Multiple neurotransmitters, like histamine (H3R), dopamine, serotonin, GABA and glutamate are involved in the etiology. After 2010, the central role of histamine (H3-receptor in the basal ganglia) came into focus in the pathophysiology of Tourette syndrome. The striatum is the main input nucleus of the basal ganglia circuit in the disorder, which is linked to the involvement of the histaminergic H3-receptor.

==Non-genetic influences==
Psychosocial or other non-genetic factors—while not causing Tourette's—can affect the severity of TS in vulnerable individuals and influence the expression of the inherited genes. Pre-natal and peri-natal events increase the risk that a tic disorder or comorbid OCD will be expressed in those with the genetic vulnerability. These include paternal age; forceps delivery; stress or severe nausea during pregnancy; and use of tobacco, caffeine, alcohol, and cannabis during pregnancy. Babies who are born premature with low birthweight, or who have low Apgar scores, are also at increased risk; in premature twins, the lower birthweight twin is more likely to develop TS.

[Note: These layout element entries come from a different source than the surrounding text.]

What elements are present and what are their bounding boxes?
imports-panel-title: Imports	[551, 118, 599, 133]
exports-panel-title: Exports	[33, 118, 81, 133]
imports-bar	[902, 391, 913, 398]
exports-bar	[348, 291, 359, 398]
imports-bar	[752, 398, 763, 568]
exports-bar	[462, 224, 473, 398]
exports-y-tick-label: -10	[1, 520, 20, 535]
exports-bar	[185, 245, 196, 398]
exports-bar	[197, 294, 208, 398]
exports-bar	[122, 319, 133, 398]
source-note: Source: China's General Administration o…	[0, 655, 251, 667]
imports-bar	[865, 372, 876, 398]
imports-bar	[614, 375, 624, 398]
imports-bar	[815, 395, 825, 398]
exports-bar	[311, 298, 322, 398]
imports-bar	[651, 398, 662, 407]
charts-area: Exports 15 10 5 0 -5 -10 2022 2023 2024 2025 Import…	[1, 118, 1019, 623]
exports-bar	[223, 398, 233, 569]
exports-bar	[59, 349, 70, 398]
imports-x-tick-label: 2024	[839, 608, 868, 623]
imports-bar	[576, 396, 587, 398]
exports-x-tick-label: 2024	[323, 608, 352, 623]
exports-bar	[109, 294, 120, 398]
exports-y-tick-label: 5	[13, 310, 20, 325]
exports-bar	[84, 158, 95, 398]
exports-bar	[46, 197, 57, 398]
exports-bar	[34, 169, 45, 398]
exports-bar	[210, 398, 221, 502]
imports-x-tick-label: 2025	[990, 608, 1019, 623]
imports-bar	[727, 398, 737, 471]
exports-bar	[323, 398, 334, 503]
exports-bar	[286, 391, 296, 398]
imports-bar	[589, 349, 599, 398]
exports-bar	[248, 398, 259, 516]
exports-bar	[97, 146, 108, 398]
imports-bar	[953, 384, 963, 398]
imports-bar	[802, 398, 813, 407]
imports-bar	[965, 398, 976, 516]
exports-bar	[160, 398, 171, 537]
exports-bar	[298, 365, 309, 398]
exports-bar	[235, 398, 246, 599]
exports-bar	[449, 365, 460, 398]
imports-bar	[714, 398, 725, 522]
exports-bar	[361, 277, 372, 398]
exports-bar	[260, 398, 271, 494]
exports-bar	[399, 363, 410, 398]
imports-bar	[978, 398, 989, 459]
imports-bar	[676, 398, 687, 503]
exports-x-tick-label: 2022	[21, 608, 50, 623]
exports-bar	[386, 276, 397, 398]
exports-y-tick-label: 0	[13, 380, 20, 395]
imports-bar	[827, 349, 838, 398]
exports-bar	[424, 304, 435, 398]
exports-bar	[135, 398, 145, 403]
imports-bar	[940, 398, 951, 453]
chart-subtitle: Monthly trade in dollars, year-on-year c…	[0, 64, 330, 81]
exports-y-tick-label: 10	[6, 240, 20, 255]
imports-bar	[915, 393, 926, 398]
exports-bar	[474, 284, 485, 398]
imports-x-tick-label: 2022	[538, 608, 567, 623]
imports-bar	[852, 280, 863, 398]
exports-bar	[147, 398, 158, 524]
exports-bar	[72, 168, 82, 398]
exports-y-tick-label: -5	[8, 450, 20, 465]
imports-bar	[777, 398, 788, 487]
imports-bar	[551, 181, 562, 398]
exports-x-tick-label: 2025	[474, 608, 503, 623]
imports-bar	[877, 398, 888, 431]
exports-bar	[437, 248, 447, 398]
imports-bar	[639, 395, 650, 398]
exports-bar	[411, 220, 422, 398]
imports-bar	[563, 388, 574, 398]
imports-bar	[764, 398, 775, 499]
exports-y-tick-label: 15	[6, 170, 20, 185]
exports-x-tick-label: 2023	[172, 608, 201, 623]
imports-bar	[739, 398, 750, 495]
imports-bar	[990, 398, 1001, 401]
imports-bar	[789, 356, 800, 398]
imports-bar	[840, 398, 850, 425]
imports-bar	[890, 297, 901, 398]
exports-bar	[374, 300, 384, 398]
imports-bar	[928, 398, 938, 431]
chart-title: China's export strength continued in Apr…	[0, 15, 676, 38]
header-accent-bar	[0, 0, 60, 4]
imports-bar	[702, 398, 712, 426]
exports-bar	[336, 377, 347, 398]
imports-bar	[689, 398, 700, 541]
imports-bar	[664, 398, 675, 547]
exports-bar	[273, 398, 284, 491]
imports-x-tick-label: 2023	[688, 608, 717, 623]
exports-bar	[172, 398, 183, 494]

Autoimmune processes may affect the onset of tics or exacerbate them. Both OCD and tic disorders are hypothesized to arise in a subset of children as a result of a post-streptococcal autoimmune process. Its potential effect is described by the controversial hypothesis called PANDAS (pediatric autoimmune neuropsychiatric disorders associated with streptococcal infections), which proposes five criteria for diagnosis in children. PANDAS and the newer PANS (pediatric acute-onset neuropsychiatric syndrome) hypotheses are the focus of clinical and laboratory research, but remain unproven. There is also a broader hypothesis that links immune-system abnormalities and immune dysregulation with TS.

==Relation with OCD and ADHD==
Some forms of OCD may be genetically linked to Tourette's, although the genetic factors in OCD with and without tics may differ. The genetic relationship of ADHD to Tourette syndrome, however, has not been fully established. A genetic link between autism and Tourette's has not been established as of 2017.